Nous fûmes obligés de traverser un pré et là nos souffrances furent bien plus grandes encore. Nous avions les jambes plongées dans l’eau. Je ne sais pourquoi cette eau paraissait beaucoup plus froide que la boue des terres labourables. L’impression en était si douloureuse que nous poussions des cris ; si le trajet eût duré plus d’un quart d’heure nous y aurions succombé.
Après des peines inouïes, nous parvînmes à trois lieues environ de Varsovie. Nos yeux étaient caves, nos joues amaigries ; la fatigue avait accablé les plus courageux. Nous avions l’air de morts qui sortiraient de leurs tombeaux. Le général Dorsenne nous rassembla autour de lui et nous fit une allocution. Il nous déclara que l’empereur était fort mécontent de nous voir aussi peu fermes dans l’adversité, aussi abattus par des épreuves que lui-même avait supportées comme tous les autres. Ces paroles ranimèrent nos esprits et nous les accueillîmes par des cris enthousiastes.

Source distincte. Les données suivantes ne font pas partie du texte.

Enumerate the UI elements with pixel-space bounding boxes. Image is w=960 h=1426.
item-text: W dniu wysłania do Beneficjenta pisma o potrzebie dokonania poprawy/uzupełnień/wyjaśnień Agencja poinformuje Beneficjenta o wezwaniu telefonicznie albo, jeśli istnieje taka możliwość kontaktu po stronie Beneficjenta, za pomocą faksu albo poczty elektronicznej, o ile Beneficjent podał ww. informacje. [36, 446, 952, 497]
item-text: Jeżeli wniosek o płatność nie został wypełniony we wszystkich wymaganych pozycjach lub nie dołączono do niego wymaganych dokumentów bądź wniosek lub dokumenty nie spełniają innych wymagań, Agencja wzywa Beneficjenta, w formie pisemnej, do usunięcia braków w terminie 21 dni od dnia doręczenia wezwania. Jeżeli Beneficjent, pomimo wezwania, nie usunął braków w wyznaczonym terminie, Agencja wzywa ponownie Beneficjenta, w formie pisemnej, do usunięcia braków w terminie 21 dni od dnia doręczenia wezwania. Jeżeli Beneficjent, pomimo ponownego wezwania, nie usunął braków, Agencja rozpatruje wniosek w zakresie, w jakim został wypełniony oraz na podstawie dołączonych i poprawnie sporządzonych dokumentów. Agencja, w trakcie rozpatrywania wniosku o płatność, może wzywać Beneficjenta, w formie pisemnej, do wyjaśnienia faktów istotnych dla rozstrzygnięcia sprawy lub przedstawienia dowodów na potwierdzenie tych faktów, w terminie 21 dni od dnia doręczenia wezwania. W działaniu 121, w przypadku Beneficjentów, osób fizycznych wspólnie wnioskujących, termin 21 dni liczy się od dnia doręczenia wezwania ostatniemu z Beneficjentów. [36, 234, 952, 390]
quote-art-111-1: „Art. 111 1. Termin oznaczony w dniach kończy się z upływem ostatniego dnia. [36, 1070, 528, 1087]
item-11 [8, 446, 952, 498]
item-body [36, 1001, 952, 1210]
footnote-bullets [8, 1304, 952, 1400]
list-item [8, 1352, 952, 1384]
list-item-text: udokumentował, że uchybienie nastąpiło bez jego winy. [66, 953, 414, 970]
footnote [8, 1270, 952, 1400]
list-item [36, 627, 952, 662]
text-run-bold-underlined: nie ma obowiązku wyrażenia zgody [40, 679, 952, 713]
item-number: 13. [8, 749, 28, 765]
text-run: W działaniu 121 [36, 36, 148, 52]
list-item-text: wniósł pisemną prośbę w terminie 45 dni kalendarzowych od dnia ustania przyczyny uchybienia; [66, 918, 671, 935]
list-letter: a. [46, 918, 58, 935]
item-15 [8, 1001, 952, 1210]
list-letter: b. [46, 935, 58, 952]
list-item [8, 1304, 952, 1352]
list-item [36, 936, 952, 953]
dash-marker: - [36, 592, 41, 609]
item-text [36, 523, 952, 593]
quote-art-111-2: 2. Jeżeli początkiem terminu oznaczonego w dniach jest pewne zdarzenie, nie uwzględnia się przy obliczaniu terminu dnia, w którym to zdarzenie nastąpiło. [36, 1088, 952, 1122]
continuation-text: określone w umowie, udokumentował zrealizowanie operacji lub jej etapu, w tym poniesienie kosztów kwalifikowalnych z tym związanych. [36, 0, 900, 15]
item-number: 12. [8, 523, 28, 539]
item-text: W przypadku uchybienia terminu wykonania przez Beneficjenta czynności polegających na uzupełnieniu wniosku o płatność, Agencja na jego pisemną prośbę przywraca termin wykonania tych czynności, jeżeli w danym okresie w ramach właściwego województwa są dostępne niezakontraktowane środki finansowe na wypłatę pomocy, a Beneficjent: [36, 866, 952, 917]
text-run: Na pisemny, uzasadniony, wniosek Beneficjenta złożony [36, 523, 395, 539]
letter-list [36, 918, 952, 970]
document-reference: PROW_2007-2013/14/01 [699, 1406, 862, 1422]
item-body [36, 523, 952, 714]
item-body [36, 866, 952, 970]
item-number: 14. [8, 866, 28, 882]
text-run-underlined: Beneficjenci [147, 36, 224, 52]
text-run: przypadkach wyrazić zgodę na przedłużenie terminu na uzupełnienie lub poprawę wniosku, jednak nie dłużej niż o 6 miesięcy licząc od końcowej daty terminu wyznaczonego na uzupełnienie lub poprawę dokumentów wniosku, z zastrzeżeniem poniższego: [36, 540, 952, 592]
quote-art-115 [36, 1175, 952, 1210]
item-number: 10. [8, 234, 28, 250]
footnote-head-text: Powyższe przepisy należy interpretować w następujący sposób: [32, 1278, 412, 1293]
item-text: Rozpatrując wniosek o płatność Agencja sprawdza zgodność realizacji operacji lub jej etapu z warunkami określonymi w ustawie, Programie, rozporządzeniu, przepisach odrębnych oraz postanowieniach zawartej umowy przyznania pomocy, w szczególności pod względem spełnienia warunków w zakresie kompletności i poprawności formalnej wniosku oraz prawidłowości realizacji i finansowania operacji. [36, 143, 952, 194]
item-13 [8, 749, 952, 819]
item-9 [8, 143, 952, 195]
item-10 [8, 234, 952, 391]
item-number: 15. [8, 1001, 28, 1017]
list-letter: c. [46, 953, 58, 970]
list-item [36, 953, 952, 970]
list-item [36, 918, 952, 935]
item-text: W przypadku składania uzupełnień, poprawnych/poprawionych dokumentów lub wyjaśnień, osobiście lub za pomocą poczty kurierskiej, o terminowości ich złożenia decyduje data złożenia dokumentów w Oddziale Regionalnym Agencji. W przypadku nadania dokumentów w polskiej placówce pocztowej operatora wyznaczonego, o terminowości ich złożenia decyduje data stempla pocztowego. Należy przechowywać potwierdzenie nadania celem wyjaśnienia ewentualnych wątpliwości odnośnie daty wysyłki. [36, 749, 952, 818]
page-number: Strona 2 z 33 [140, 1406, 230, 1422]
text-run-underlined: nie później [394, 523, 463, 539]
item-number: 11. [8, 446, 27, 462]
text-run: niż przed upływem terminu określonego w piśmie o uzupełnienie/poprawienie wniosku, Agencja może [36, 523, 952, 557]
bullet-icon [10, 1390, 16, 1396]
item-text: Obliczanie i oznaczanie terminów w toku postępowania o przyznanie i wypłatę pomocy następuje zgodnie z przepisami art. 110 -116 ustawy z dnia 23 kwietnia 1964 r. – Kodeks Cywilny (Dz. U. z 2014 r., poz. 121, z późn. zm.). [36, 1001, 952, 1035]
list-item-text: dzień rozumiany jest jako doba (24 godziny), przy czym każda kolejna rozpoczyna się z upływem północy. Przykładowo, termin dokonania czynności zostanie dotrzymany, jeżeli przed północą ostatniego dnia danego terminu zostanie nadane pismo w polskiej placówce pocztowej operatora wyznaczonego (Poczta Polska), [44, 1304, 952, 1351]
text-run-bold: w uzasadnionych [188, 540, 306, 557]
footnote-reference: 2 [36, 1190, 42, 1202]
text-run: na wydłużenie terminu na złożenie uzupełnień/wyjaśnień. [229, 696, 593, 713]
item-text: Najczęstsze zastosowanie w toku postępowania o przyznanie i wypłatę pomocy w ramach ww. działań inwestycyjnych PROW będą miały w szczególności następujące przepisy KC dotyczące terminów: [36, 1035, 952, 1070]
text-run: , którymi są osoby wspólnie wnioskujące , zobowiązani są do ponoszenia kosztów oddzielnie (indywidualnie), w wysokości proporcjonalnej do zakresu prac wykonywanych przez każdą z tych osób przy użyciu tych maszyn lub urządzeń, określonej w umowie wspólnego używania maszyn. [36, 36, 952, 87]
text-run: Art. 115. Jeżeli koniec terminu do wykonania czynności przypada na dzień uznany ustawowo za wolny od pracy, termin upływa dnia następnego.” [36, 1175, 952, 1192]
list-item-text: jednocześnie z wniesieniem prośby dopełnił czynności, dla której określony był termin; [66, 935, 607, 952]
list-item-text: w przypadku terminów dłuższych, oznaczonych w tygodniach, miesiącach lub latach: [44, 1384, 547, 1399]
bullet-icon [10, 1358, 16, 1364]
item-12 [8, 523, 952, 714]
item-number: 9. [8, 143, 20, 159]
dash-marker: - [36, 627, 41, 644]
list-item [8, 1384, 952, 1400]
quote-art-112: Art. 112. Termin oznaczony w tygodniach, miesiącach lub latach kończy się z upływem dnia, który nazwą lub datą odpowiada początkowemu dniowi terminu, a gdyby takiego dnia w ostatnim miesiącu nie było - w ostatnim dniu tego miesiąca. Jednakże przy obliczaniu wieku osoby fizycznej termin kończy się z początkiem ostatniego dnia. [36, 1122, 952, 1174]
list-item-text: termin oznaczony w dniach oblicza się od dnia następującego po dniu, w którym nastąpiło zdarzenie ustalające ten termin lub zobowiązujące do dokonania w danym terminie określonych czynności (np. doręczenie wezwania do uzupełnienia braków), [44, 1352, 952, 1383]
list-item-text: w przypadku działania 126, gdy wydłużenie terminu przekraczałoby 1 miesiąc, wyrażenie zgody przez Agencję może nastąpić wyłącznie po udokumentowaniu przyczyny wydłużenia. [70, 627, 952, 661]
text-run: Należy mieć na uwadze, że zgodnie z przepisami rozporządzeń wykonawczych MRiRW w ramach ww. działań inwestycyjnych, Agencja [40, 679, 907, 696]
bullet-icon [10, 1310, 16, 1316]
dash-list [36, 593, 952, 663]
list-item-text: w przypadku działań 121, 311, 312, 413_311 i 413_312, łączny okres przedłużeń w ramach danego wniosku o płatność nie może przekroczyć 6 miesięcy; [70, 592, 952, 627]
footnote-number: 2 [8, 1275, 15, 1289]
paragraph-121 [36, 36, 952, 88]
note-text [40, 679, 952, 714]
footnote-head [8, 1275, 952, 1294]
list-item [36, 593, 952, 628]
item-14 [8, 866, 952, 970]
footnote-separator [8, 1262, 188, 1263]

J’avais encore dans mon sac un pauvre petit morceau de biscuit que j’avais conservé comme une dernière ressource contre la faim. Me voyant au terme de mes fatigues, je me décidai à le manger.
Bientôt nous entrâmes à Varsovie, c’était, je crois, le 1er janvier 1807. Les habitants nous reçurent à bras ouverts, ils ne savaient comment nous témoigner leur affection et leur joie. Les soins les plus tendres nous furent prodigués par eux : nous en avions besoin.